Des travaux expérimentaux récents menés sur des souris castrés suggèrent que les estrogènes apportés immédiatement après la castration permettent l’augmentation de leurs propres récepteurs, ce qui induit une baisse de la production de cytokines inflammatoires par les macrophages. A l’inverse, lorsqu’ils sont donnés à distance de la castration, les estrogènes perdent leur capacité à stimuler leurs récepteurs et ne s’opposent plus à l’inflammation, voire auraient un effet pro-inflammatoire et de déstabilisation de la plaque d’athérome.

Par ailleurs, certains progestatifs sont susceptibles d’induire une insulinorésistance, douée elle-même d’un effet prothrombotique. L’étude PEPI (4) montre que l’apport d’estrogènes seuls aurait un effet plutôt favorable sur l’insulinosensibilité, bénéfice qui disparait lorsqu’on y associe du MPA (acétate de medroxyprogestérone), mais pas quand on rajoute de la progestérone naturelle. Ceci peut être expliqué en partie par l’affinité de certains progestatifs pour le récepteur des glucocorticoïdes. Quant à l’augmentation du risque thrombo-embolique veineux, elle ne s’observe pas lorsque l’estradiol est utilisé par voie percutanée.

Au total, le THM (idéalement estradiol percutané et progestérone naturelle ou rétroprogestérone, ou tibolone) a toute sa place, en l’absence de contre-indication, dans la prise en charge du syndrome climatérique. Il est le seul traitement à avoir démontré son efficacité en prévention primaire de l’ostéoporose, où sa place reste discutée. Il doit être débuté en postménopause immédiate.

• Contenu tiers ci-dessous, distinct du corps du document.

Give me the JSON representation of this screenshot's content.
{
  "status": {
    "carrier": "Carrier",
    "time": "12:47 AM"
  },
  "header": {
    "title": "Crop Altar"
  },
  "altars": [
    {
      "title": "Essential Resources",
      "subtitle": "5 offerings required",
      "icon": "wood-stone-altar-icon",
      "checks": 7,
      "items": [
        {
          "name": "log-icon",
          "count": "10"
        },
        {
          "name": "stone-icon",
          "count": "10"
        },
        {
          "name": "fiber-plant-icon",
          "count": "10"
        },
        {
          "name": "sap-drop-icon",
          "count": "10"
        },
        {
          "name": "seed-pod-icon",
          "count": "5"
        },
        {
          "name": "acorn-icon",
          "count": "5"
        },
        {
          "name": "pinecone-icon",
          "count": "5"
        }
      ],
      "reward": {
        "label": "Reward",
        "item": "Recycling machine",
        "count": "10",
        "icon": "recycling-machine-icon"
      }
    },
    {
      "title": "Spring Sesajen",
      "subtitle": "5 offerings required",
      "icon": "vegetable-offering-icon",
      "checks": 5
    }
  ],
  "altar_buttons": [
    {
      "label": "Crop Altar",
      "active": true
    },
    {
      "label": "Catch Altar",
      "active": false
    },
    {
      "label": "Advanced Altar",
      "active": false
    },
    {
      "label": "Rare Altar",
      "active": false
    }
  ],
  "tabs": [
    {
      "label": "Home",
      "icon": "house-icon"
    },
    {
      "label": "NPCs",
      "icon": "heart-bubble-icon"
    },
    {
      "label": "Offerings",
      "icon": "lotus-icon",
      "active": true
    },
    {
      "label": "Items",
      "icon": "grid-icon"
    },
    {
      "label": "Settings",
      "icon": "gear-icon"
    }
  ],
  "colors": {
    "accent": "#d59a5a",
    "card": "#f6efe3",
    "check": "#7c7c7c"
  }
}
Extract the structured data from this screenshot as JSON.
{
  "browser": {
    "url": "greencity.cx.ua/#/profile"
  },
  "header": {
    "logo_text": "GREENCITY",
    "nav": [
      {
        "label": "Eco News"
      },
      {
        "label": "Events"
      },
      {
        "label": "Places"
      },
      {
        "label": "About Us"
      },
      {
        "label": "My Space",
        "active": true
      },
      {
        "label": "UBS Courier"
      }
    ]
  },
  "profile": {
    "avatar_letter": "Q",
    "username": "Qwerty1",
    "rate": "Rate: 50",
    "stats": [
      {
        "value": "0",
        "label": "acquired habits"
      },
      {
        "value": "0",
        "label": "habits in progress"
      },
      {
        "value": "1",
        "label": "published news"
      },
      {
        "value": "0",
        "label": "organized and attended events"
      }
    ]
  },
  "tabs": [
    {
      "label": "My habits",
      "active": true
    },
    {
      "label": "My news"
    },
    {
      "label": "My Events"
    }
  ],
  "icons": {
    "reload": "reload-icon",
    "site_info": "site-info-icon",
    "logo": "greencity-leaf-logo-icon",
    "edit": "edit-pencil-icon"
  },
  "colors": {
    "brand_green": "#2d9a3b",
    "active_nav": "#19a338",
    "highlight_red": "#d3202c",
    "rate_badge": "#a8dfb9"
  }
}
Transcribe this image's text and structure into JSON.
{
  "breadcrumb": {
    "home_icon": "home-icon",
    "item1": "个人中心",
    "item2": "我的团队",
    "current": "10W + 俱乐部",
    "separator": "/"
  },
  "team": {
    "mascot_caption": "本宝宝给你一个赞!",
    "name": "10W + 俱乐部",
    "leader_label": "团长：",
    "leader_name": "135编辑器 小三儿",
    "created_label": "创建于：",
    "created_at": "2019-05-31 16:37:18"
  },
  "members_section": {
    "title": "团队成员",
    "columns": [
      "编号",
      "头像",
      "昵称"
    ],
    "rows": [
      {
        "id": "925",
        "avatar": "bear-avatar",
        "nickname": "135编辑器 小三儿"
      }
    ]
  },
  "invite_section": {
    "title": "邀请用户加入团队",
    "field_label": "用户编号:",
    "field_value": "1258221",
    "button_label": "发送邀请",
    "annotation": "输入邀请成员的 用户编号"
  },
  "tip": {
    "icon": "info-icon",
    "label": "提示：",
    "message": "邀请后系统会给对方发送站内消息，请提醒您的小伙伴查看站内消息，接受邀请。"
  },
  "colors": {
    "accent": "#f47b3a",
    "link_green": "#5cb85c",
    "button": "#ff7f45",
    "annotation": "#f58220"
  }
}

* D’après un entretien avec le Dr Christian Jamin, Paris

(1) Hulley S et coll. Randomized trial of estrogen plus progestin for secondary prevention of coronary heart disease in postmenopausal women. Heart and Estrogen/progestin Replacement Study (HERS) Research Group. JAMA 1998 ; 280 : 605-13.

(2) Writing group for the WHI. Risks and benefits of estrogen plus progestin in healthy postmenopausal women: principal results From the Women’s Health Initiative randomized controlled trial. JAMA 2002 ; 288 : 321-3.

(3) Fournier et coll. Breast cancer risk in relation to different types of hormone replacement therapy in the E3N-EPIC cohort. Int J Canc 2005; 114 : 448-54.

(4) The Writing Group for the PEPI Trial. Effects of estrogen or estrogen/progestin regimens on heart disease risk factors in postmenopausal women. The Postmenopausal Estrogen/Progestin Interventions (PEPI) Trial. JAMA 1995 ; 273 : 199-208.